スイスの時計ブランド「ヴァシュロン・コンスタンタン(VACHERON CONSTANTIN)」とニューヨークのメトロポリタン美術館は、2023年に締結したパートナーシップにもとづき、協業プログラム「あなたの腕に傑作を(Masterpiece on Your Wrist)」を発表した。

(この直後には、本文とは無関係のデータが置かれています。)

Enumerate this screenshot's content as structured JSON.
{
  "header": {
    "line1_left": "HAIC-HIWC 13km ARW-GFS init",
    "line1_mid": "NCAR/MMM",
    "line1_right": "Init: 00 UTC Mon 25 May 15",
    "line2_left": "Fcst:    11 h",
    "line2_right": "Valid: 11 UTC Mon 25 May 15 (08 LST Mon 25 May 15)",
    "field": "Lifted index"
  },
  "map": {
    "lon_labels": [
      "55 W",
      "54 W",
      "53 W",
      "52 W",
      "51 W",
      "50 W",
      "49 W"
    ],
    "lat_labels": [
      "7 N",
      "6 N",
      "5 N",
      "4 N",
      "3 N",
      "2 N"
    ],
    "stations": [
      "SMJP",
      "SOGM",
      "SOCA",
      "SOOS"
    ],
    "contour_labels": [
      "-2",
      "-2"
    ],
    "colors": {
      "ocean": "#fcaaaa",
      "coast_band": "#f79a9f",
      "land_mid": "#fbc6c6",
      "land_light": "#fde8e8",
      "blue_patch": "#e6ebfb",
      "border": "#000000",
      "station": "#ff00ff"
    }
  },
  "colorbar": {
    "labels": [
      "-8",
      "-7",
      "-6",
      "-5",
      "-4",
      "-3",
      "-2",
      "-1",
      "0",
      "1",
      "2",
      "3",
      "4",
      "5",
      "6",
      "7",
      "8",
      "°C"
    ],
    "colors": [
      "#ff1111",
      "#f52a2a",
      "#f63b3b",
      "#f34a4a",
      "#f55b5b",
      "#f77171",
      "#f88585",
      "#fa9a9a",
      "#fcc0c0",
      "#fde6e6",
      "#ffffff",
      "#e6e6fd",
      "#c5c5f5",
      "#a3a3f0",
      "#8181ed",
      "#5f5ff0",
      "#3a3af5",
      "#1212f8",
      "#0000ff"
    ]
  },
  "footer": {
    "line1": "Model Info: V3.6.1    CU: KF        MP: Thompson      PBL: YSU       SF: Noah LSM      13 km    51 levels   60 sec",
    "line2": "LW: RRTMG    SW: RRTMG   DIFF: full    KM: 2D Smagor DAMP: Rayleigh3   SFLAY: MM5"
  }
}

「あなたの腕に傑作を」は、「ヴァシュロン・コンスタンタン」が19年に立ち上げたプログラムで、世界の美術館のコレクションから顧客が作品を選び、それを特注品を担う“レ・キャビノティエ”が、エナメルの細密画で文字盤に再現したユニークピースウオッチを制作するもの。同ブランドは過去にパリのルーブル美術館とも同プログラムを実施しており、メトロポリタン美術館とのパートナーシップ締結によって同美術館のコレクションも作品の候補に加わることになった。今回は作例として、フィンセント・ファン・ゴッホ(Vincent Van Gogh)の「糸杉のある麦畑」、クロード・モネ(Claude Monet)の「睡蓮の池に架かる橋」、ウィンスロー・ホーマー(Winslow Homer)の「北東の風」などの絵画や、オーガストス セント・ゴーデンズ(Augustus Saint-Gaudens)の彫刻作品「ディアナ」などを文字盤上に描いたタイムピースを制作した。

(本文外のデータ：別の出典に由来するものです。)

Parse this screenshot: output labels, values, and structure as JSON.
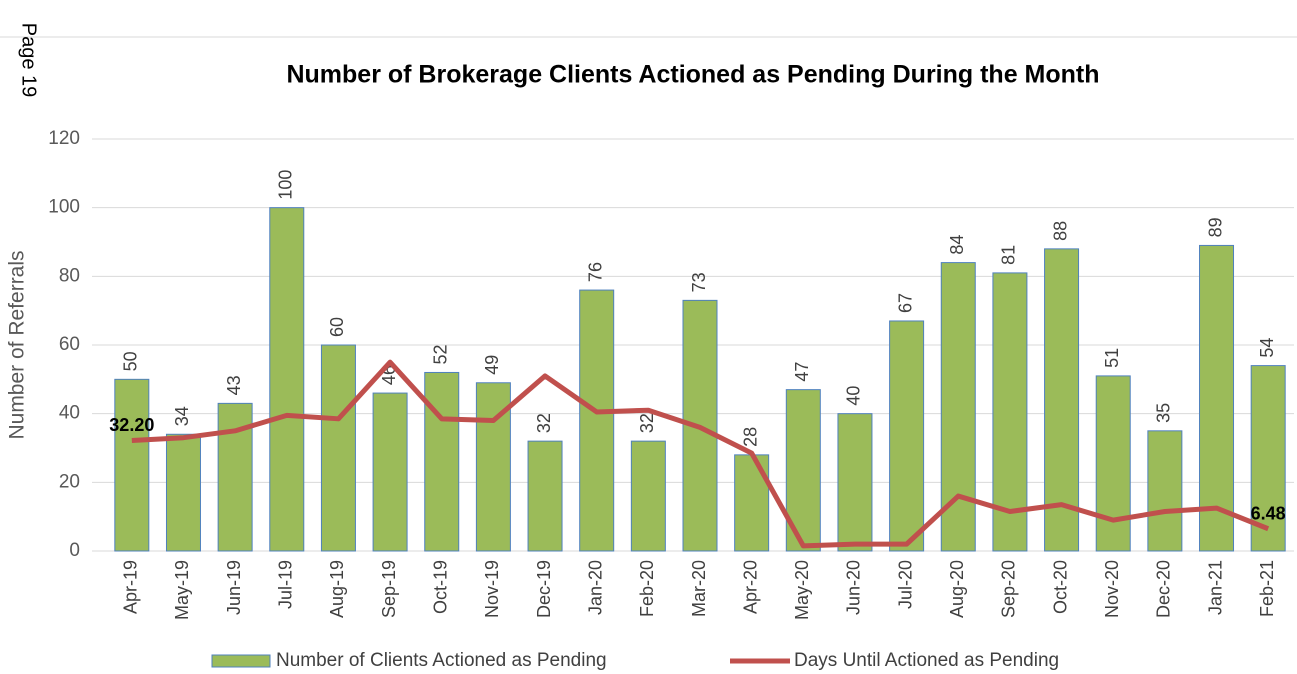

顧客はタイムピースを特注するにあたり、学芸員が案内する美術館のプライベートツアーに参加して選ぶ作品についての助言を得られるほか、ジュネーブにあるメゾンの工房を見学して熟練の時計師や職人たちと直接顔を合わせることができる。
「ヴァシュロン・コンスタンタン」とメトロポリタン美術館とのパートナーシップは、知識と技術の保護と継承という共通の取り組みにもとづくもので、文化的遺産の意義を称えつつ、芸術的な革新をうながすことを目的としている。パートナーシップには、メゾンの理念とメトロポリタン美術館の運営趣旨に沿ったさまざまなコラボレーションが織り込まれ、具体的には国内外からアーティストを一定期間招へいして滞在中の活動を支援する事業や教育プログラム、今回の「あなたの腕に傑作を」のように、美術館の所蔵品からインスピレーションを得た「ヴァシュロン・コンスタンタン」の時計の制作などが含まれる。

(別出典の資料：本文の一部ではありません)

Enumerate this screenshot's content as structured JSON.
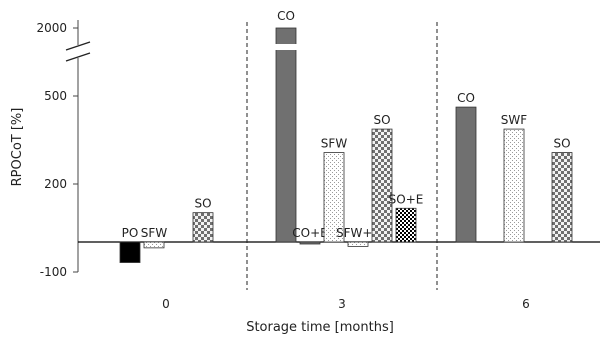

メトロポリタン美術館のマックス・ホライン(Max Hollein)最高経営責任者(CEO)は、「『ヴァシュロン・コンスタンタン』とのパートナーシップを大変喜ばしく思う。同ブランドは、創造性を讃え、芸術の伝統を守る尊敬すべき時計メーカーであり、私たちのミッションを支援してくれることに感謝している」と語っている。